Se dovessi parlare di come è nata questa idea, sinceramente non lo so, diciamo che si sono accavallate molte cose, ma tutto è partito da due considerazioni: 1) gli Olina mi piacevano insieme anche se facevano parte di due filoni narrativi che fino a quel momento erano stati totalmente diversi e mi auguravo che potessero piacere come coppia, 2) io sono una grandissima appassionata di Formula 1 e letteralmente la seguo fin da quando ero molto piccola, ma i miei lettori magari no, quindi dovevo mettere gli Olina all'interno di una vicenda in cui le corse automobilistiche potevano essere al massimo sullo sfondo, 3) scrivere racconti romantici non fa per me, anche se un po' di romanticismo mi piace mettercelo, quindi dovevo inventarmi un giallo.

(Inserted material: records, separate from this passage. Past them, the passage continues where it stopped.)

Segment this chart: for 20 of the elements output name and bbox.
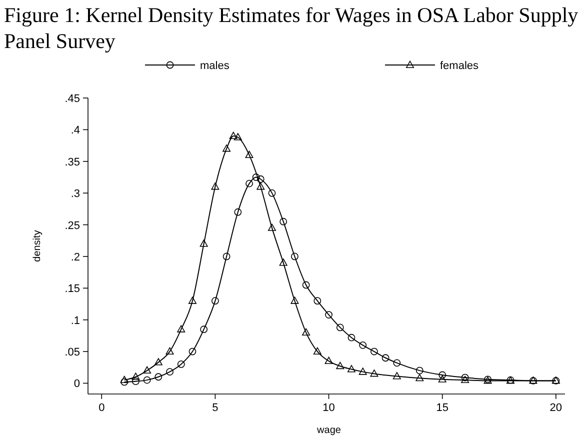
- legend-label: females: [440, 60, 480, 72]
- y-tick-label: .3: [70, 188, 80, 200]
- y-tick-label: .45: [64, 93, 80, 105]
- x-tick-label: 0: [98, 402, 105, 414]
- x-tick-label: 10: [322, 402, 335, 414]
- y-tick-label: .1: [70, 314, 80, 327]
- y-tick-label: .35: [64, 156, 80, 168]
- x-axis-title: wage: [316, 425, 342, 436]
- x-tick-label: 15: [436, 402, 448, 414]
- y-tick-label: .15: [64, 283, 80, 296]
- y-axis-title: density: [32, 230, 43, 262]
- x-tick-label: 5: [212, 402, 218, 414]
- y-tick-label: .25: [64, 220, 80, 232]
- x-tick-label: 20: [550, 402, 562, 414]
- y-tick-label: .05: [64, 346, 80, 359]
- y-tick-label: 0: [74, 378, 80, 390]
- y-tick-label: .2: [70, 251, 80, 264]
- chart-title: Figure 1: Kernel Density Estimates for Wages in OSA Labor Supply Panel Survey: [4, 3, 579, 53]
- y-tick-label: .4: [70, 124, 80, 137]
- legend-label: males: [200, 60, 230, 72]
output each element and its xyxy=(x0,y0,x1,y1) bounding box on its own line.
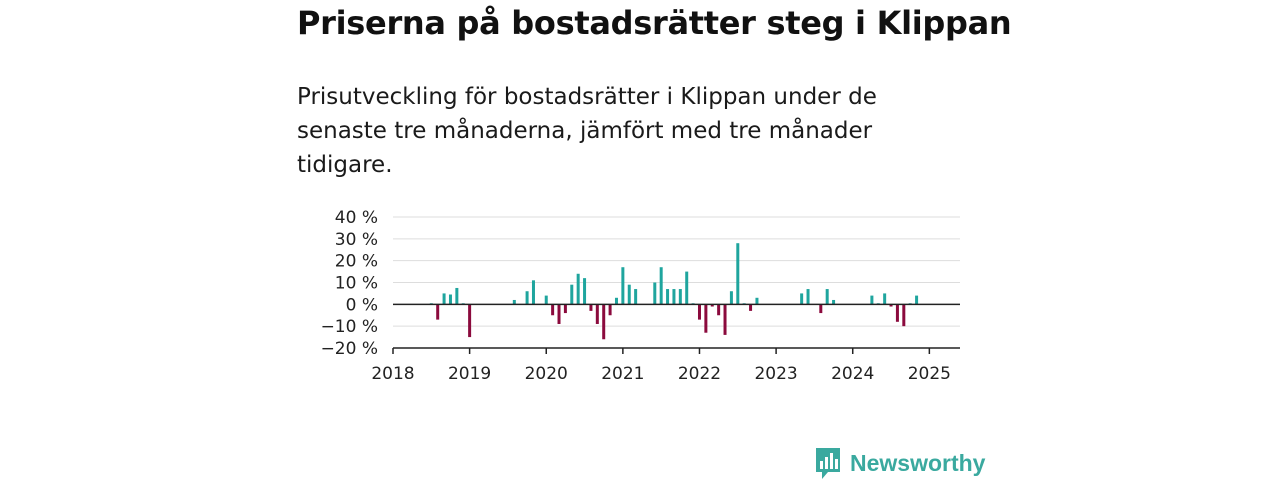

E niente, a poco a poco l'ho fatto.
È stato un lavoro lungo, ho dovuto mettere da parte altri interessi e ho potuto completare questo racconto grazie all'esistenza delle ferie, quindi non progetto, nell'immediato, di dedicarmi nuovamente a qualcosa di così lungo. Qualcosa lo scriverò e lo pubblicherò sicuramente, prossimamente, ma ammetto che per il momento non progetto di dedicarmi a racconti lunghi.

Un saluto a tutti i bro e a tutte le sis!